You probably already understand that in the computer memory, all numeric information is represented as ones and zeros, so at the most basic level, there isn't anything special about dates or times. However, when working with real data in business and technical projects, we tend to think about time or dates in their own units, differently from other numbers. Time is most often thought of as hours, minutes, or seconds, and dates are usually years, months, and days. Other common patterns are the weekdays, day of the week, business days, and quarters. We often group data into bins of days, weeks, months, or quarters. Within these bins, there might be data every second, minute, hour, or on some other or even random period. Because it is natural to think of dates and time of day together, Python in general, and pandas in particular, provides objects to make it easy to work this way.

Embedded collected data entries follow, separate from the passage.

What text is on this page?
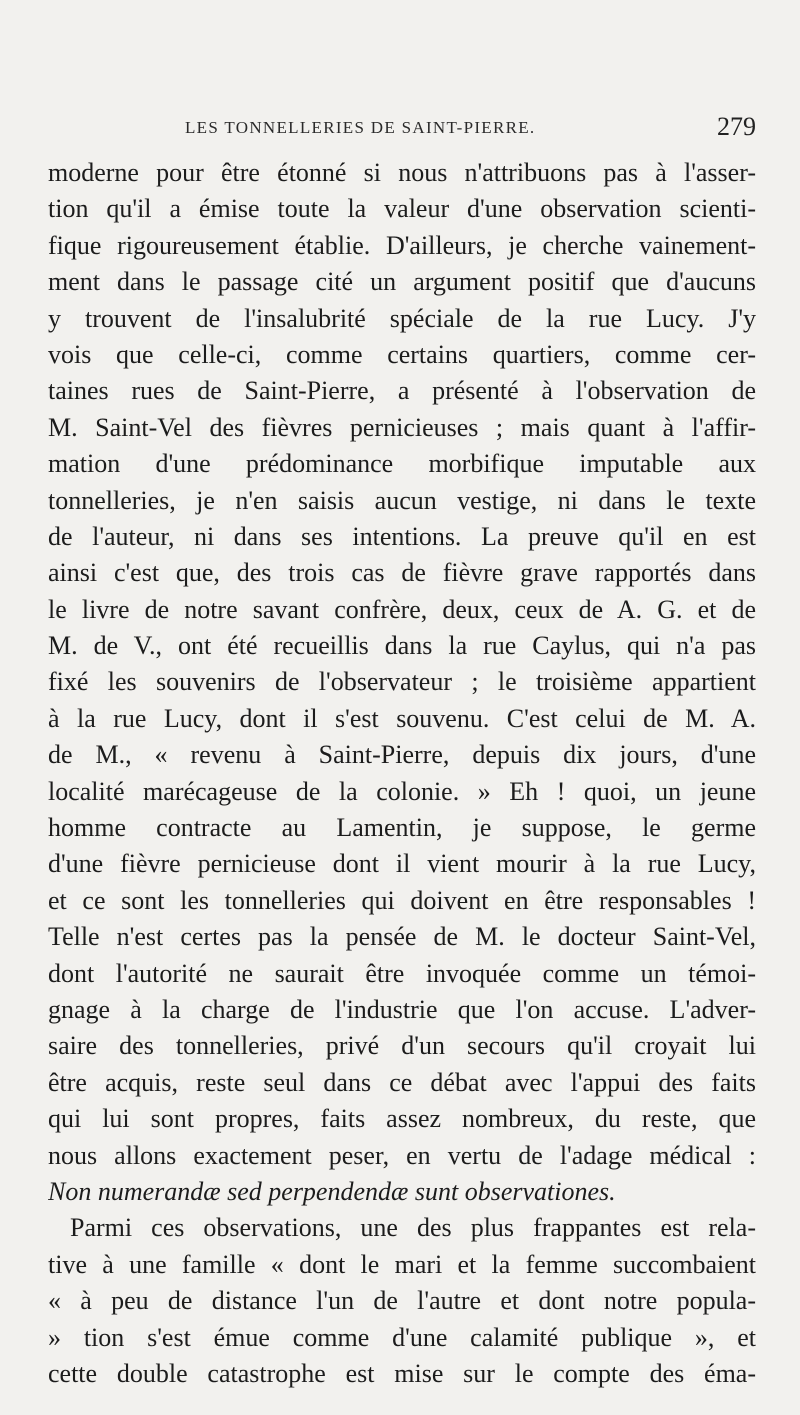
LES TONNELLERIES DE SAINT-PIERRE.	279
moderne pour être étonné si nous n'attribuons pas à l'asser-
tion qu'il a émise toute la valeur d'une observation scienti-
fique rigoureusement établie. D'ailleurs, je cherche vainement-
ment dans le passage cité un argument positif que d'aucuns
y trouvent de l'insalubrité spéciale de la rue Lucy. J'y
vois que celle-ci, comme certains quartiers, comme cer-
taines rues de Saint-Pierre, a présenté à l'observation de
M. Saint-Vel des fièvres pernicieuses ; mais quant à l'affir-
mation d'une prédominance morbifique imputable aux
tonnelleries, je n'en saisis aucun vestige, ni dans le texte
de l'auteur, ni dans ses intentions. La preuve qu'il en est
ainsi c'est que, des trois cas de fièvre grave rapportés dans
le livre de notre savant confrère, deux, ceux de A. G. et de
M. de V., ont été recueillis dans la rue Caylus, qui n'a pas
fixé les souvenirs de l'observateur ; le troisième appartient
à la rue Lucy, dont il s'est souvenu. C'est celui de M. A.
de M., « revenu à Saint-Pierre, depuis dix jours, d'une
localité marécageuse de la colonie. » Eh ! quoi, un jeune
homme contracte au Lamentin, je suppose, le germe
d'une fièvre pernicieuse dont il vient mourir à la rue Lucy,
et ce sont les tonnelleries qui doivent en être responsables !
Telle n'est certes pas la pensée de M. le docteur Saint-Vel,
dont l'autorité ne saurait être invoquée comme un témoi-
gnage à la charge de l'industrie que l'on accuse. L'adver-
saire des tonnelleries, privé d'un secours qu'il croyait lui
être acquis, reste seul dans ce débat avec l'appui des faits
qui lui sont propres, faits assez nombreux, du reste, que
nous allons exactement peser, en vertu de l'adage médical :
Non numerandæ sed perpendendæ sunt observationes.
Parmi ces observations, une des plus frappantes est rela-
tive à une famille « dont le mari et la femme succombaient
« à peu de distance l'un de l'autre et dont notre popula-
» tion s'est émue comme d'une calamité publique », et
cette double catastrophe est mise sur le compte des éma-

The most fundamental time component in pandas is Timestamp, and it is equivalent to Datetime in Python, provided by the datetime package. Timestamp is used as the index for pandas time series data types, as we'll see a bit later. pandas provides the Timestamp method to convert various types of data into timestamps. Here, we convert a string in a familiar date format into a pandas timestamp:
my_timestamp = pd.Timestamp('12-25-2020')
my_timestamp
This code snippet produces the following output:
It's intuitive that Timestamp consists of year, month, day, hour, minute, and second. Since we did not provide any time information, Timestamp() assumes that the time portion is 00:00:00. The fact that Timestamp has these components is what makes pandas times series operations so flexible. To illustrate that pandas is already simplifying things for us, here, we import Python datetime, and use it to accomplish the same conversion:
from datetime import datetime
my_datetime = datetime.strptime('12-25-2020','%m-%d-%Y')
my_datetime
This produces the following output:
You can see that, in the case of using the datetime method, we have to provide a date format for Python to decode the string. The two resulting objects have very similar methods available to them.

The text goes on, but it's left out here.